Le lendemain, toujours dans sa ville natale, il avait résumé les objectifs prioritaires du gouvernement provisoire : « Nous voulons donc la mise en valeur en commun de tout ce que nous possédons sur cette terre et, pour y réussir, il n’y a pas d’autres moyens que ce que l’on appelle l’économie dirigée. Nous voulons que ce soit l’État qui conduise au profit de tous l’effort économique de la nation tout entière et faire en sorte que devienne meilleure la vie de chaque Français et de chaque Française. Au point où nous en sommes, il n’est plus possible d’admettre ces concentrations d’intérêt qu’on appelle, dans l’univers, les trusts… [Il faut] que la collectivité, c’est-à-dire l’État prenne la direction des grandes activités sans, bien entendu, exclure les grands leviers que sont, dans l’activité des hommes, l’initiative et le juste profit. »

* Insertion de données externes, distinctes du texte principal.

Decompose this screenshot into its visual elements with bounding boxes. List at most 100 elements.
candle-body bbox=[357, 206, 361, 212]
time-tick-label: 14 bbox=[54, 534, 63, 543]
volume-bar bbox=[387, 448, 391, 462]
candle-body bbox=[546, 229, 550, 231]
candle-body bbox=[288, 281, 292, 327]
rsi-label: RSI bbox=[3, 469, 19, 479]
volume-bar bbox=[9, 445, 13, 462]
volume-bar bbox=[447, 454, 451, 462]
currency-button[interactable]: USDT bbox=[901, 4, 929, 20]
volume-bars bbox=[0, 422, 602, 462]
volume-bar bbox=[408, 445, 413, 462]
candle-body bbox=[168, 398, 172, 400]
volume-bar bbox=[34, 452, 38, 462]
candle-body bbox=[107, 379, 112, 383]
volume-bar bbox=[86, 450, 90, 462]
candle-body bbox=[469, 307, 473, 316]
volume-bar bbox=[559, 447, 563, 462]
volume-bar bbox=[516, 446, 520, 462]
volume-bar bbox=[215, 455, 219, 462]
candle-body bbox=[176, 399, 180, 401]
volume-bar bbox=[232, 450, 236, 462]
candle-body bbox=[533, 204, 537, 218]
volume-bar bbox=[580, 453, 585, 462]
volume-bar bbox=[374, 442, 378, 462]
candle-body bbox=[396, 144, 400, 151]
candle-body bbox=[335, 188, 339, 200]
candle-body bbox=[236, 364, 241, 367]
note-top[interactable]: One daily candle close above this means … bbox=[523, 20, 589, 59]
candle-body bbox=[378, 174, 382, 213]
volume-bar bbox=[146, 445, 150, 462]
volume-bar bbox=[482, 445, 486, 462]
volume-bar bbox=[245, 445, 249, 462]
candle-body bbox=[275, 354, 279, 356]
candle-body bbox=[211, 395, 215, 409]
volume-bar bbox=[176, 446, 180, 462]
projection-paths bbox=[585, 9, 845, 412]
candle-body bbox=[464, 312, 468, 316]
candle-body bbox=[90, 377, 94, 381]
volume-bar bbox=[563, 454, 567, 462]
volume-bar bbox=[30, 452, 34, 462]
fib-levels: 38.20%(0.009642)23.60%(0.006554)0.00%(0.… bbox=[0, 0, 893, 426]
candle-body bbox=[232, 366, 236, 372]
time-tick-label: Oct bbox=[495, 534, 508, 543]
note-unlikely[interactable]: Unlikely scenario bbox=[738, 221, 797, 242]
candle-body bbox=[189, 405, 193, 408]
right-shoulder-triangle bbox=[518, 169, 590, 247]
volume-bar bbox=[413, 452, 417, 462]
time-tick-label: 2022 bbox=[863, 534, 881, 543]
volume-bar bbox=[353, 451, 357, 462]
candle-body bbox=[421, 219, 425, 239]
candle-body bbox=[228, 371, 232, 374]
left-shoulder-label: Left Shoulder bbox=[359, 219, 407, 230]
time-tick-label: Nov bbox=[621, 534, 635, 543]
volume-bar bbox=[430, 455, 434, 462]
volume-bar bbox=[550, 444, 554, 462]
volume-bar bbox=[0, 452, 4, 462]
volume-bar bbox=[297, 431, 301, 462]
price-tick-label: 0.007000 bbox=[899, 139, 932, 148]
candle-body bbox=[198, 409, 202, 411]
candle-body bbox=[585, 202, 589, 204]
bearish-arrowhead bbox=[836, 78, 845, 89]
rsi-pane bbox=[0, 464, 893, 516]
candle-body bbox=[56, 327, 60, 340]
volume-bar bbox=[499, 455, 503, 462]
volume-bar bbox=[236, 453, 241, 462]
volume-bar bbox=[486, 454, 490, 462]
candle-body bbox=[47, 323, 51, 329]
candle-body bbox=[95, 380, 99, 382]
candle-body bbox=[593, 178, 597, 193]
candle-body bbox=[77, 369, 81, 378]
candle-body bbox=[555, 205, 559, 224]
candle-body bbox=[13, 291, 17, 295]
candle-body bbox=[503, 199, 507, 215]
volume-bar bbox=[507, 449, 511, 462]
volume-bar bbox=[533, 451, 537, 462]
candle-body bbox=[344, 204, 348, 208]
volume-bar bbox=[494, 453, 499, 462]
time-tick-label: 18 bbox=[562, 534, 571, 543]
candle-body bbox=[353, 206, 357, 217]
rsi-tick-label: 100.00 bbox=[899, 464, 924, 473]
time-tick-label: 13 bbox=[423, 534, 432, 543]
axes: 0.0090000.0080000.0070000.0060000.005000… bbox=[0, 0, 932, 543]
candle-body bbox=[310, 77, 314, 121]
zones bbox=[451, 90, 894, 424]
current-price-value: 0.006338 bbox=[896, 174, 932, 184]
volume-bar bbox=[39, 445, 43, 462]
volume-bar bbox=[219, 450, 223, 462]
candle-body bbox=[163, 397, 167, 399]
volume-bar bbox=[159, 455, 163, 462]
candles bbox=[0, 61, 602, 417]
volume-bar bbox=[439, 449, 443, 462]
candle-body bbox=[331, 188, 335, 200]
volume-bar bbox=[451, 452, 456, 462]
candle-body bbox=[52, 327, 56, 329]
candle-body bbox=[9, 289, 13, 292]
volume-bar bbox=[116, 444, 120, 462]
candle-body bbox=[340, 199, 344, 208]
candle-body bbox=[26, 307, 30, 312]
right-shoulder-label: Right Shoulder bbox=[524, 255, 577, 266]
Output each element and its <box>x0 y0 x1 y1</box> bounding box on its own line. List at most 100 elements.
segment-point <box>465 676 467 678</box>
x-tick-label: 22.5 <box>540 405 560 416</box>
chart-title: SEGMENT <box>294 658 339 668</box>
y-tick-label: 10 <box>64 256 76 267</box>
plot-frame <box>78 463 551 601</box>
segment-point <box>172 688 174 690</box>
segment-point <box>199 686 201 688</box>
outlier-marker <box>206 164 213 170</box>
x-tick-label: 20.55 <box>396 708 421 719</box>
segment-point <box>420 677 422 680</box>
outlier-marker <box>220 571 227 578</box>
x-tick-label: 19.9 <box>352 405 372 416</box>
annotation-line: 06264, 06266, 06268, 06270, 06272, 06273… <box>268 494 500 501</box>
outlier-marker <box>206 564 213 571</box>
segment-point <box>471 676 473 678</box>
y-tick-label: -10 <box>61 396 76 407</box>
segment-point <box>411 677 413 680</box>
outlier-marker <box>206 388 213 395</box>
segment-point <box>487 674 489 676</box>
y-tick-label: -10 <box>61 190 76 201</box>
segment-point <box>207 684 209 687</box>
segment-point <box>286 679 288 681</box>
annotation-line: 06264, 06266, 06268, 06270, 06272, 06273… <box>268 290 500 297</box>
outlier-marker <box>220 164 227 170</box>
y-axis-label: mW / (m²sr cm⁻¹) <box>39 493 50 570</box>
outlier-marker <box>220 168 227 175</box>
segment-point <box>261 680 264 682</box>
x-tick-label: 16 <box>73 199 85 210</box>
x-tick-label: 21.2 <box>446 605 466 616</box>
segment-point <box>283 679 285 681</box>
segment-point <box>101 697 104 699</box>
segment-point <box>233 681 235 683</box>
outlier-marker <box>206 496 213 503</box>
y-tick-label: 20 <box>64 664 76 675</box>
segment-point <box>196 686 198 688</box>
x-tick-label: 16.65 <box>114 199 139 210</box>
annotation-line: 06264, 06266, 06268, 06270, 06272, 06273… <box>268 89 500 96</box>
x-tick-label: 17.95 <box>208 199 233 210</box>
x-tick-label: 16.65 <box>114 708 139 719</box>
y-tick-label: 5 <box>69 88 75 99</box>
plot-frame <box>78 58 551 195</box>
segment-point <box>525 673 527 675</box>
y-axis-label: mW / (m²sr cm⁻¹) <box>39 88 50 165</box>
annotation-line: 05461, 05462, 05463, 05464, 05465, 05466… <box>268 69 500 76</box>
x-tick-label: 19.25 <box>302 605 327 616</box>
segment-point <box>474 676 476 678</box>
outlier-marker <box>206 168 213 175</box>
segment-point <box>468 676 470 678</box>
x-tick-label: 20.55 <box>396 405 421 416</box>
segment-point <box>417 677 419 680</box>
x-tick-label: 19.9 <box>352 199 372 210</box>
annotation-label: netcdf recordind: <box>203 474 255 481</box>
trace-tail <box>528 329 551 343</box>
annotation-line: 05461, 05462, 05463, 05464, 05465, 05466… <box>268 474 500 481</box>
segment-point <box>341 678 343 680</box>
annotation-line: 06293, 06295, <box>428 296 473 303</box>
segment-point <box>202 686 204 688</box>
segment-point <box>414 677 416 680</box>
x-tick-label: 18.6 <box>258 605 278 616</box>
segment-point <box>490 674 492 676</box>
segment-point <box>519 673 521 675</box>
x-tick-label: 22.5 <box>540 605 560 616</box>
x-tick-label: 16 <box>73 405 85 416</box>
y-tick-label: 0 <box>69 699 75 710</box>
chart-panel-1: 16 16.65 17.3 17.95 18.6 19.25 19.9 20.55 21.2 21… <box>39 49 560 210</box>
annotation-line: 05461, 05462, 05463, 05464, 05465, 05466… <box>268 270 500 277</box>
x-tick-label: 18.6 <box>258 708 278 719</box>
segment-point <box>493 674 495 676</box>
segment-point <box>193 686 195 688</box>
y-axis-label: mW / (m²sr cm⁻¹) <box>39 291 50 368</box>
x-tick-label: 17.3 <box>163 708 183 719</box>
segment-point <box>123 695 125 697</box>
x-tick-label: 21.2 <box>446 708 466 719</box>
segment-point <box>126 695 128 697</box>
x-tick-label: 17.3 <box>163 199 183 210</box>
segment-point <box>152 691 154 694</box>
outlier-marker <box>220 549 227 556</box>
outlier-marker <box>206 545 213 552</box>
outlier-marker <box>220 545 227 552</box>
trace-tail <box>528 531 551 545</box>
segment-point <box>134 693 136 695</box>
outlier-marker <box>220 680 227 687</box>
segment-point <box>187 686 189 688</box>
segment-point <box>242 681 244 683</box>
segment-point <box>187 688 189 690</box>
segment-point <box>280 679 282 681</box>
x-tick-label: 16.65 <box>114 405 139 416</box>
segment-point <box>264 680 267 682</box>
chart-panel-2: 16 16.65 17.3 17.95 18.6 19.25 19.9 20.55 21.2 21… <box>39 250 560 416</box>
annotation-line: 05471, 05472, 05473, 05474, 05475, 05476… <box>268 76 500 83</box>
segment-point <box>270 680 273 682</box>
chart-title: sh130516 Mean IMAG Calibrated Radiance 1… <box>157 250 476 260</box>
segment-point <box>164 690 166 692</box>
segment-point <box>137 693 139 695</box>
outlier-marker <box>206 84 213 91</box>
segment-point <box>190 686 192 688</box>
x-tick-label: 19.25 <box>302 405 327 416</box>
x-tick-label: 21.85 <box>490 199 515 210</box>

Trois grandes mesures vont être prises. Trois mesures qui vont bouleverser le contexte économique et social et faire de cette période de la Libération la plus réformatrice de l’histoire contemporaine. Un plan complet est adopté, avec la création de la Sécurité sociale, la mise en place des comités d’entreprises et les nationalisations.

Première mesure dans l’ordre chronologique, les comités d’entreprise qui sont créés le 22 février 1945 par une ordonnance du gouvernement provisoire, en remplacement des comités introduits par le gouvernement de Vichy. Fruit d’une réflexion inspirée par certains exemples étrangers et menée par les syndicalistes engagés dans les mouvements de résistance dès 1943, ils sont alors le symbole de droits nouveaux des travailleurs au sein de leurs propres entreprises, même si les délégués du personnel n’y joueront qu’un rôle consultatif.

L’automne 1945 voit la création de la Sécurité sociale. Son but est « d’assurer à tous les citoyens des moyens d’existence, dans tous les cas où ils sont incapables de se les procurer par le travail ». Sept décennies d’enquêtes d’opinions confirment qu’elle est l’institution nationale considérée comme la plus précieuse par les Français.

Enfin, le programme prévoit la nationalisation des grands moyens de communication, d’une partie des industries automobile (Renault) et aéronautique (SNECMA), de l’appareil bancaire et de l’ensemble du système de crédit et plus tard des compagnies d’assurances. Sans oublier les principales sources d’énergie : les mines avec les Charbonnages de France et les industries gazières et électriques, avec la création d’EDF et de GDF.

La nationalisation des IEG

« Il y a de quoi se casser les dents », aurait dit en conseil des ministres le général de Gaulle à propos de la nationalisation des industries électriques et gazières dont il signe le projet, la veille de son départ à la tête du gouvernement. L’enjeu est de taille : il s’agit à partir des 1 300 compagnies privées d’électricité et de gaz employant environ 100 000 agents dont quelques grosses entreprises, comme les compagnies Lebon ou la société franco-belge de gaz du baron Empain, en passant par le groupe Messine dirigé par Eugène Mercier ou la Compagnie générale d’électricité, de former une grosse entité nationalisée, EDF-GDF. Ce sera la tâche de Marcel Paul.

« Je me suis accroché à cette nationalisation comme un chien qui n’a pas mangé depuis huit jours s’accroche à son os », dira-t-il. En novembre 1945, après les élections législatives remportées par le Parti communiste, qui s’impose durant quelques mois comme le premier parti de France, Marcel Paul succède au socialiste Robert Lacoste, comme ministre de la Production industrielle.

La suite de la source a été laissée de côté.